Yesterday was the equinox, the start of fall.
A time to pause and reflect on where the year has taken us, and where we plan to go during the remaining months.
The thing about plans and goals though, is that they generally don’t go quite as planned. Something always happens.
And that leads to frustration.
But what if our goal was for something other than perfection? Other than perfection in ourselves, in our plans, in our goals, in those around us?
It’s a scary word.
The state of being perfect.
Dictionary.com defines the word “perfect” as an adjective, meaning:
1. conforming absolutely to the description or definition of an ideal type: a perfect sphere; a perfect gentleman.
2. excellent or complete beyond practical or theoretical improvement: There is no perfect legal code. The proportions of this temple are almost perfect.

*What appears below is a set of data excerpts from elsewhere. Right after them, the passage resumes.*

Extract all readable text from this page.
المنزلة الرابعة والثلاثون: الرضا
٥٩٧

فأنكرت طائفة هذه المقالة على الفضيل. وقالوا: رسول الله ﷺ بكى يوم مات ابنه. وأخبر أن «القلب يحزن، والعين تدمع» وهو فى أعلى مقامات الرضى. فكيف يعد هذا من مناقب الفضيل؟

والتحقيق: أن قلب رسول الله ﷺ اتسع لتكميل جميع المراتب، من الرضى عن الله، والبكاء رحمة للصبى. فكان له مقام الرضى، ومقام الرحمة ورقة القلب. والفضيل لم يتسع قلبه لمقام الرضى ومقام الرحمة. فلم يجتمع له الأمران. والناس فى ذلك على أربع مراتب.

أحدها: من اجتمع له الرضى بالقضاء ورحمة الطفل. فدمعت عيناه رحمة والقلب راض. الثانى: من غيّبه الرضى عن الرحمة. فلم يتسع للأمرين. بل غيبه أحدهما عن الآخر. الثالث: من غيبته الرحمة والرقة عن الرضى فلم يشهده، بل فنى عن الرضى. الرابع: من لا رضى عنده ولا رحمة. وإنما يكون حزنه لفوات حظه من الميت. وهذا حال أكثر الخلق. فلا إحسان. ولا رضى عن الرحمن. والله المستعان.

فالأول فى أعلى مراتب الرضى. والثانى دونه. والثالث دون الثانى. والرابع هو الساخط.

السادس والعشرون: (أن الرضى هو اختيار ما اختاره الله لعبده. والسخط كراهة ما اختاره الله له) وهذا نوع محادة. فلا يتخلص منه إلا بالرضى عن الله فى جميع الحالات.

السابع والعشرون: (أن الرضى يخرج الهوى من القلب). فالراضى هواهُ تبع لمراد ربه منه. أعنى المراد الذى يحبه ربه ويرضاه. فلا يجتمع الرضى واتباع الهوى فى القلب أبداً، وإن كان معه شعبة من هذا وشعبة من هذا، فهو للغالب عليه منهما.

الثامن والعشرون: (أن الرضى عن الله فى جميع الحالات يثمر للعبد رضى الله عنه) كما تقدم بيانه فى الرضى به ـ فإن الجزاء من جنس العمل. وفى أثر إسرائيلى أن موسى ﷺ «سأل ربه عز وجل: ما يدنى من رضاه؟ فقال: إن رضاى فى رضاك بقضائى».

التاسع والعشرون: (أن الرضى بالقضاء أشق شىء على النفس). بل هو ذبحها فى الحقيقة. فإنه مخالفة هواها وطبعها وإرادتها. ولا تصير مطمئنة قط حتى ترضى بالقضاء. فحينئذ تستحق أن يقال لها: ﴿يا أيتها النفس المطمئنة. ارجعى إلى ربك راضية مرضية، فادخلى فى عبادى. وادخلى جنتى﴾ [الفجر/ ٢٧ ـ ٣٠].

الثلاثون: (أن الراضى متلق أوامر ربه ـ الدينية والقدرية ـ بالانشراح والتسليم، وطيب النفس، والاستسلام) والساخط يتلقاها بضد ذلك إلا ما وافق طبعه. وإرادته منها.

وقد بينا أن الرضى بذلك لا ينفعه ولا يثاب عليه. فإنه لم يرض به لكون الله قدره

3. exactly fitting the need in a certain situation or for a certain purpose: a perfect actor to play Mr. Micawber; a perfect saw for cutting out keyholes.
4. entirely without any flaws, defects, or shortcomings: a perfect apple; the perfect crime.
5. accurate, exact, or correct in every detail: a perfect copy.
When I was little, it always seemed as if I was required to be perfect. Perfect when cleaning up. Perfect when helping in the kitchen. Perfect in school. Perfect behavior.
Whether or not that was actually expected didn’t really matter because it was how I felt.
I never felt good enough at anything.
Over the years, I have struggled with perfection. I wanted so desperately for things to be perfect that I would get completely stuck and everything would go to crap because I wouldn’t be able to see past the perceived mistake/mess/whatever. The concept of ‘good enough’ was not just foreign but completely alien to me.
Think about the words in the definition: conforming, excellent, complete, exactly, entirely, accurate. These are all words that give me a feeling of rigidity and failure.
How in the world am I supposed to be able to do all of that consistently without failing? I can’t. It’s completely impossible. Trust me; I have berated myself for nearly as long as I can remember about not being able to do anything perfectly.
Everyone was better than me at everything. My uncle, the fashion designer, could do it all – anything you can think of artistically, he could do it with ease. He was perfect at art. My grandmother, the farm girl seamstress, could sew anything under the sun with a blindfold on. She was perfect at sewing. My mother could write and draw and sew. She was perfect at projects. My aunt was a genius with stained glass. She was the perfect glass artist. The list of talented individuals in my family goes on and on and on.
But, what I never realized, is that to them – they were excellent at their crafts, but definitely not perfect.
It took me many years to come to terms with perfection vs. excellence and it’s something I definitely still struggle with today. One author, Marla Cilley aka The FlyLady, has a great saying “progress not perfection” that she uses when talking about decluttering and organizing your home. This saying really hit home with me and it has been one of the most pivotal discoveries of my adult life. I often say “excellence not perfection” because I know that I am human and I will make mistakes, but I want to always strive for excellence.
I think back to all the times I felt horrible as a child for not being as perfect as so-and-so and wonder how much time I wasted when I could have been reaching for the stars and achieving excellence and making progress.
Nowadays, I still struggle with the concept of perfection and my preconceived notion that I will never be as perfect as so-and-so at something. But, instead of getting frozen and not doing anything at all, I strive for progress and excellence instead of being perfect.
I may not be a perfect painter like my uncle, but I absolutely love putting brush to canvas and the process of painting is much more important to me than the product now.
I might not be a perfect seamstress, but I make weighted therapy items that help special needs kids.
I might not be a perfect writer, but I put my words down on paper so that others may read them.
I may not be a perfect anything, but I hope and pray that I continue to progress forward toward excellence and I can definitely live with excellence over perfection.